Profitable trend strategy: paired moving averages (MA) + MT4 templatehurtlockerpro
This is a trending strategy and has simple rules for managing risk and capital, so I advise you to study this strategy in more detail and keep it in your portfolio. The strategy works on all timeframes, for this you need to choose the moving averages according to your needs or temperament: aggressive or passive settings of moving averages. The strategy has clear rules for setting stop loss / lock.
If you don’t have time to constantly sit at your computer or constantly get your phone out to monitor the state of the market, then this strategy is right for you!
This strategy works on all timeframes.
Optimal timeframe: 1 hour
Optimal settings for moving averages (for 1H timeframe):
- first pair (slow): 100 and 50
- second pairs (fast): 21 and 12
What can be seen on the chart and how to interpret it:
- The first pair (slow) shows the global trend. Any crosshairs 100 and 50 indicate a change in trend (should be distinguished when the intersection
- changes the trend
- stops the trend
- false intersection of averages – rather flat
- The crosshairs of the second pair of moving averages (two fast) show the change in movement within the global trend and are the exit point
You need to enter buy/sell when:
- two slow moving averages in the first pair are crossed
- two moving averages in the second pair crossed in the same direction as the averages of the first pair
On this chart, you can safely buy more every time, since in both cases the stop loss is very short. With a strong trend (the distance between the slow averages expands and remains so for a long time). In this case, the purchase has a very high probability of a positive outcome.
The same as in the previous example, only for sale.
In both examples, it is clearly seen that the slow moving averages crossed and for a long time are at a great distance from each other and the distance only increases. This says that the global trend is very strong.
After a while, when the price rolled back, fast moving averages crossed in the slow direction (indicated by red square) – this is a sell signal with the highest probability of a positive outcome.
The idea of using this strategy is very simple: Trend is my friend! It is necessary to wait for the situation when two intersections in two pairs occur one after another. Therefore, you need to wait until the global trend rolls back and continues its movement in the same direction.
For example: moving averages in the first pair crossed down (a downtrend), moving averages in the second pair crossed down (a pullback and continued movement).
The positive side of this strategy is that when the intersection of fast averages formed (usually this is a pullback), then the top / bottom formed, and this is a short stop loss!
You need to exit when the opposite situation arises. That is, if you entered an increase (the intersection of slow and fast averages up), then you need to wait for the fast to cross down (enough to stop only the fast ones to exit).
Exception: when you do not need to enter
The market is an amazing “organism” that changes to wriggle and spin to spin so that it is not clear what is on his mind. Although this is not necessary to know! One must act in this uncertainty and earn, adapt and earn!
Consider controversial cases when this strategy does not need to enter the market.
In case of uncertainty on this pair, it is best to open a new tool and look for an understandable pattern there (which I described above). A clear, understandable and unambiguous pattern can be found on another timeframe of the same pair. Most importantly, you don’t have to go in cycles on one timeframe or instrument and look for a nonexistent pattern. The human brain is easily suggestible, so if you are looking for a pattern where it is not there, you will definitely find it! Make your trading easier: if you do not see your pattern on the chart, it means it is not in this area, look elsewhere!
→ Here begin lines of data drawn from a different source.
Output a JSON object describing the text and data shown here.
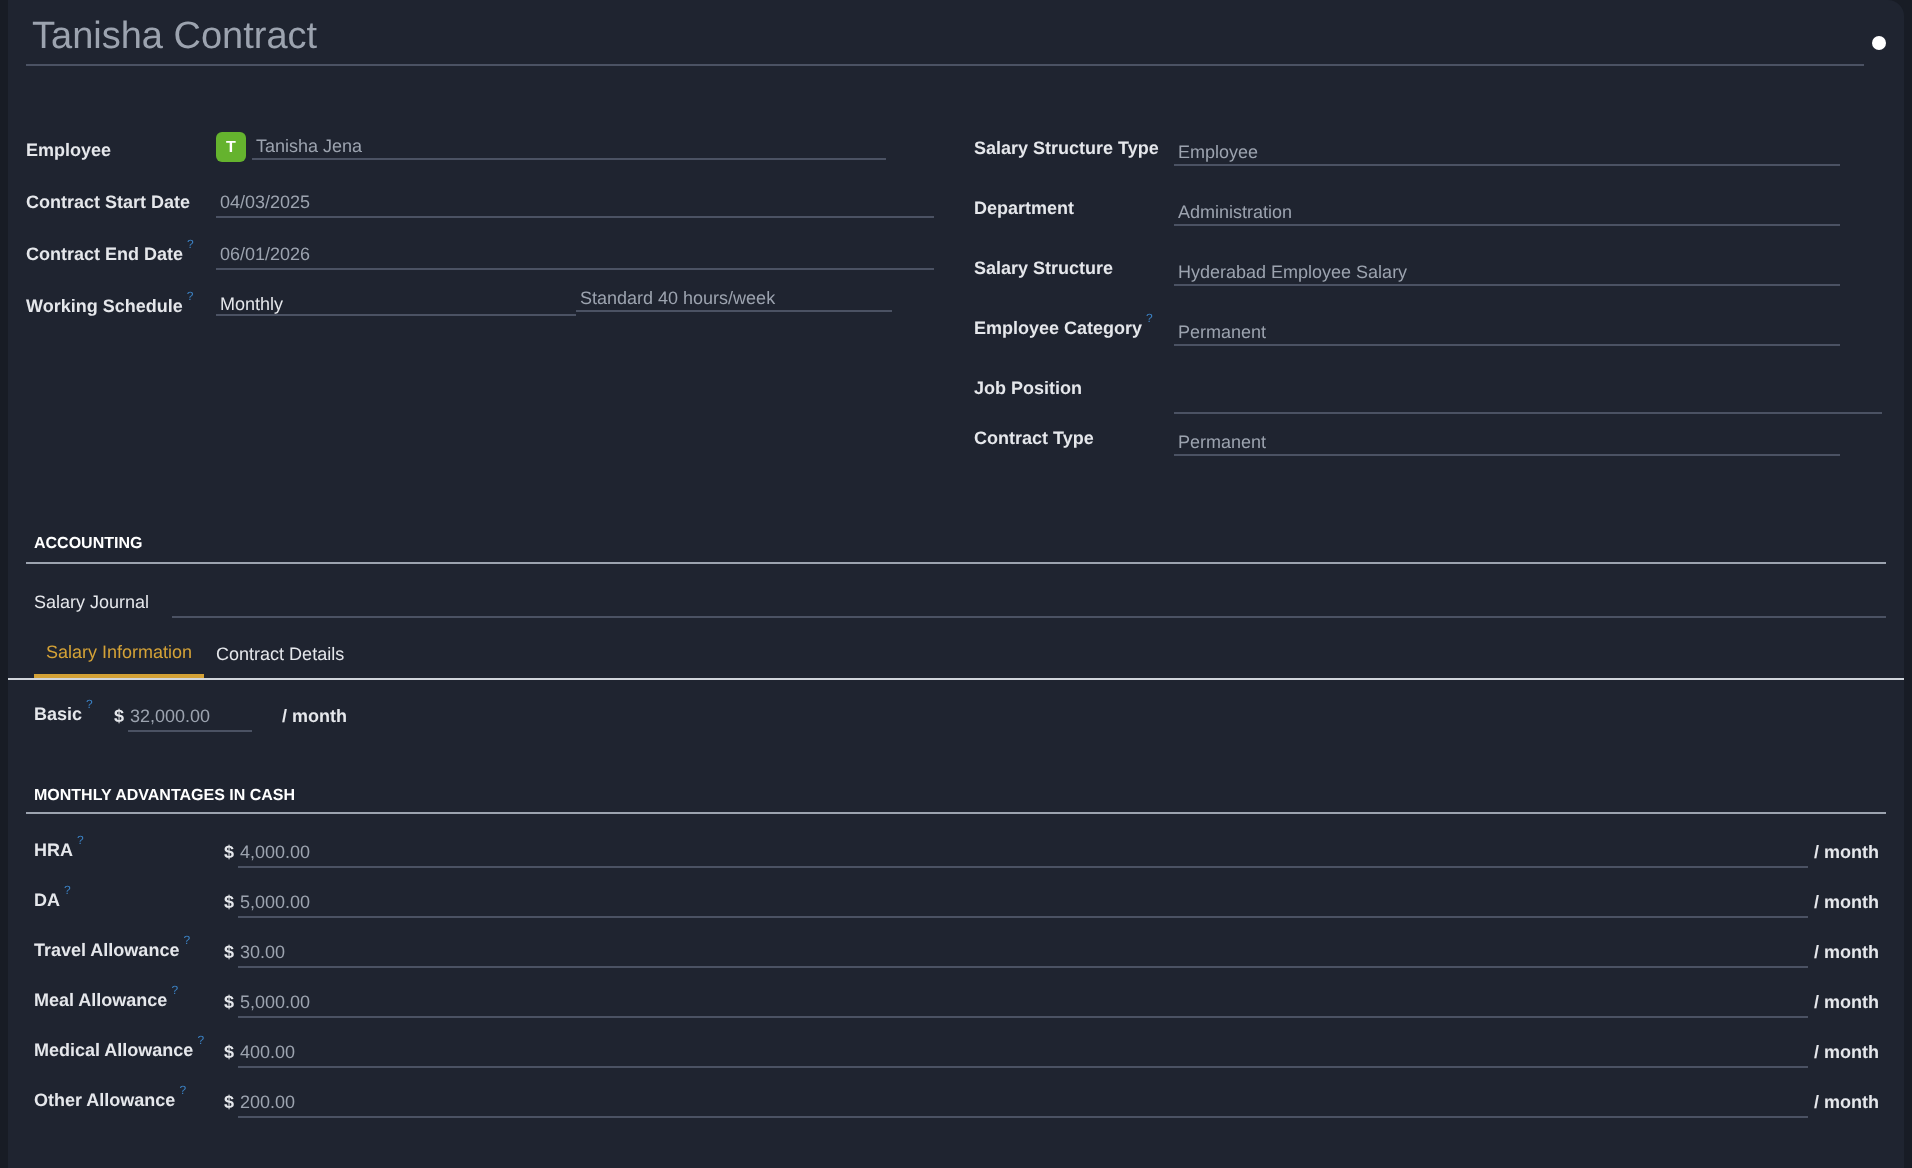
{
  "title": "Tanisha Contract",
  "left_fields": [
    {
      "label": "Employee",
      "value": "Tanisha Jena",
      "avatar": "T",
      "kind": "avatar"
    },
    {
      "label": "Contract Start Date",
      "value": "04/03/2025",
      "kind": "text"
    },
    {
      "label": "Contract End Date",
      "hint": "?",
      "value": "06/01/2026",
      "kind": "text"
    },
    {
      "label": "Working Schedule",
      "hint": "?",
      "value": "Monthly",
      "extra": "Standard 40 hours/week",
      "kind": "split"
    }
  ],
  "right_fields": [
    {
      "label": "Salary Structure Type",
      "value": "Employee"
    },
    {
      "label": "Department",
      "value": "Administration"
    },
    {
      "label": "Salary Structure",
      "value": "Hyderabad Employee Salary"
    },
    {
      "label": "Employee Category",
      "hint": "?",
      "value": "Permanent"
    },
    {
      "label": "Job Position"
    },
    {
      "label": "Contract Type",
      "value": "Permanent"
    }
  ],
  "accounting": {
    "heading": "ACCOUNTING",
    "label": "Salary Journal"
  },
  "tabs": [
    {
      "label": "Salary Information",
      "selected": true
    },
    {
      "label": "Contract Details",
      "selected": false
    }
  ],
  "basic": {
    "label": "Basic",
    "hint": "?",
    "currency": "$",
    "value": "32,000.00",
    "unit": "/ month"
  },
  "advantages": {
    "heading": "MONTHLY ADVANTAGES IN CASH",
    "rows": [
      {
        "label": "HRA",
        "hint": "?",
        "currency": "$",
        "value": "4,000.00",
        "unit": "/ month"
      },
      {
        "label": "DA",
        "hint": "?",
        "currency": "$",
        "value": "5,000.00",
        "unit": "/ month"
      },
      {
        "label": "Travel Allowance",
        "hint": "?",
        "currency": "$",
        "value": "30.00",
        "unit": "/ month"
      },
      {
        "label": "Meal Allowance",
        "hint": "?",
        "currency": "$",
        "value": "5,000.00",
        "unit": "/ month"
      },
      {
        "label": "Medical Allowance",
        "hint": "?",
        "currency": "$",
        "value": "400.00",
        "unit": "/ month"
      },
      {
        "label": "Other Allowance",
        "hint": "?",
        "currency": "$",
        "value": "200.00",
        "unit": "/ month"
      }
    ]
  }
}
The phase of movement (trend or flat) is very difficult to determine, especially in the initial stage of formation. However, when the price stands still for a long time, a visible and understandable pattern appears that can be easily decrypted. This is where you need to act.
When not to open an order
- When the slow averages (first pair) are almost horizontal
- At the same time, the fast ones crossed below the slow ones (for an uptrend) and above the slow ones (for a downtrend).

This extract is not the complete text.